Slowly, I made my way around the apartment, turning on the lights. My mother wanted to eat in the kitchen but I set the dining room table with a tablecloth and the best dishes. I lit candles and took the fern that hung in the apartment’s sunniest window and made it the centerpiece. Rose called out to announce the turkey was done and I helped her remove the enormous bird from the oven—a turkey that could have easily fed a dozen famished guests. The vegetables were still cooking in a huge enameled pot: slowly, peas and pearled onions bobbed and jiggled in the dark water. There was a basket full of warm rolls and raisin bread and a purée of sweet potatoes with a crust of small colored marshmallows. Standing next to the stove were five bottles of Côtes du Rhône, one with the foil stripped away and a corkscrew turned into the cork, awaiting someone’s hands to pull it out.

“God, Mom,” I said, “you made so much.”

“I know all about it. Just eat as much as you want and don’t worry about the rest.”

It took us a long while to get all the food onto the table. The candles were burning much too quickly. The turkey was before us, with the chestnut stuffing simmering in its cavity, and we served everything else while waiting to see who would be given the responsibility of carving. The symmetry of playing my father’s abandoned role made me shy to touch the long gleaming knife. But finally Rose said, “You don’t want any meat?” and I pulled myself out of my chair and began to cut at the bird. I’d never carved in my life. The small chickens I occasionally prepared for myself—or bought precooked from the supermarket—I was quite content to hack and pull apart in the solitude of my apartment. I felt a hesitance almost as intense as despair as I imagined the mess I was about to make of our meal. But the knife was wonderfully sharp and there was enough soft white meat on the breasts for me to avoid cutting through any bones.

“Very nice,” said Rose.

I put a couple of pieces of turkey on her plate. Then I served myself. And finally I uncorked the wine and we concentrated on the meal.

Near the end, Rose put down her knife and fork and the sharpness of the noise proved how silent we’d been.

“I had no idea I’d made so much food,” she said.

“It doesn’t matter. We’ll have leftovers.”

“You can’t find small turkeys. That’s the problem. They make them for large parties. A waste…”

“We’ll have sandwiches. It’ll be great for me. I won’t have to cook for a while.”

“I wish I didn’t have to worry about money. All my life…” she stopped herself and fixed me with a severe, proud stare. “Let’s get something straight, David.”

I nodded, feeling the pressure of a vast, content-less anxiety, an anxiety that suddenly seemed as much a part of my emotional universe as gravity was of the universe at large.
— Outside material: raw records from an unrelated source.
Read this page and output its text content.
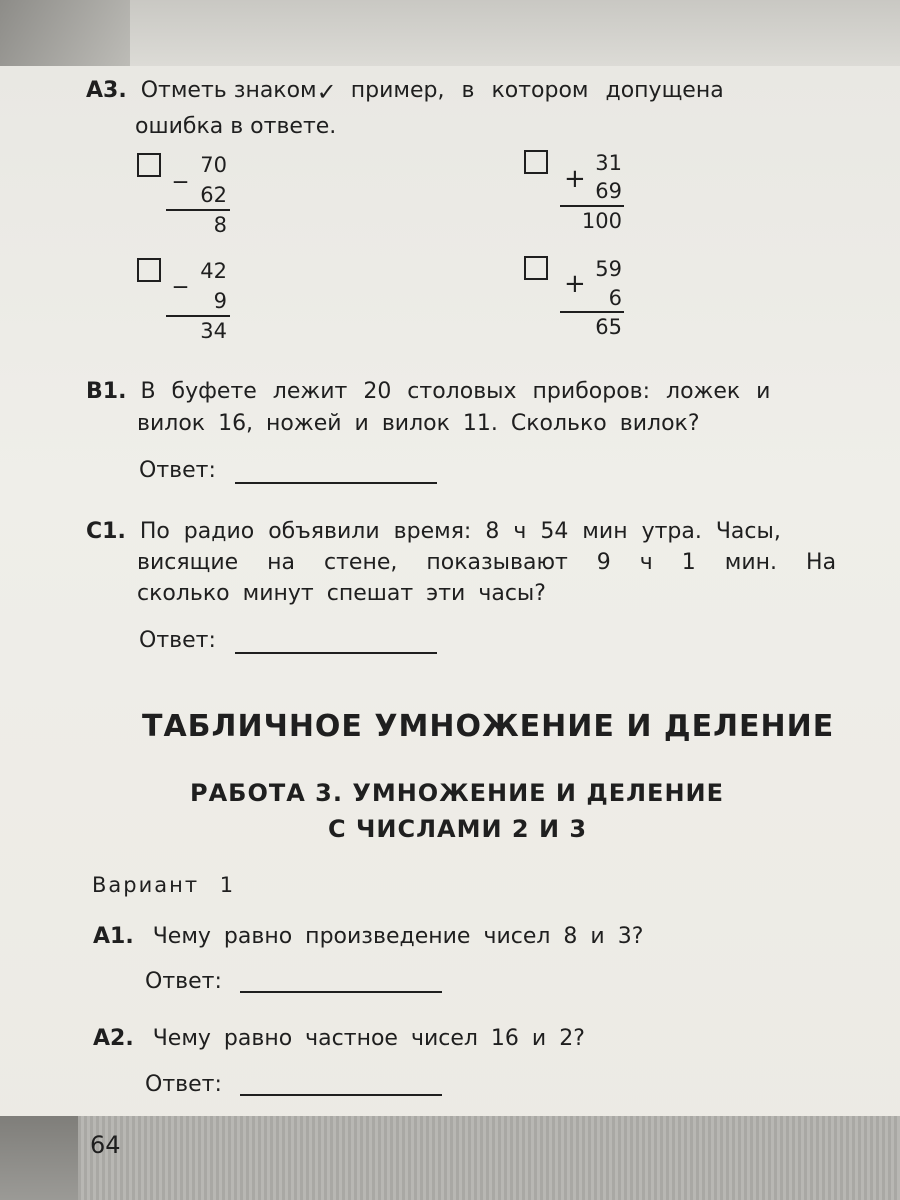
А3. Отметь знаком ✓ пример, в котором допущена
ошибка в ответе.
_ 70
62
8
+
31
69
100
_ 42
9
34
+ 59
6
65
В1. В буфете лежит 20 столовых приборов: ложек и
вилок 16, ножей и вилок 11. Сколько вилок?
Ответ:
С1. По радио объявили время: 8 ч 54 мин утра. Часы,
висящие на стене, показывают 9 ч 1 мин. На
сколько минут спешат эти часы?
Ответ:
ТАБЛИЧНОЕ УМНОЖЕНИЕ И ДЕЛЕНИЕ
РАБОТА 3. УМНОЖЕНИЕ И ДЕЛЕНИЕ
С ЧИСЛАМИ 2 И 3
Вариант 1
А1. Чему равно произведение чисел 8 и 3?
Ответ:
А2. Чему равно частное чисел 16 и 2?
Ответ:
64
“I’m aware that your father has told you I was married before I married him. And I’m also aware of how he portrayed my situation. Poor, naive, poverty-struck little Rose marrying a rich playboy who dragged her through the slime and made a fool of her. I hope you know your father well enough to realize that his…well I don’t know what—his ego! His
ego
makes him believe—or at least
say,
that’s how it went between Carl Courtney and me. He needs to think of me that way. Defenseless. Sad. And maybe a little stupid? Maybe. But what really happened is different and I think I can be the judge of
that.

“Carl was rich and spoiled and maybe he didn’t have a totally honest bone in his body—but he adored me. He worshipped the ground I walked on. Some people said he was the handsomest man in Philadelphia. You know how long we knew each other before we drove out to Bucks County and got married? Twenty- five days. I’ll bet your father didn’t tell you that. And I’ll bet he didn’t tell you that Carl was crazy about me. And I loved him.

“What Carl really was was a poet but he was too rich for that and so he ended up looking like a fool. He tried to work as a newspaperman but it wasn’t serious. Nothing was. That was the trouble. Not what your father likes to believe, about Carl committing adultery. The adultery we made up to get the divorce and Carl was too much of a gentleman to argue. I had to leave him.”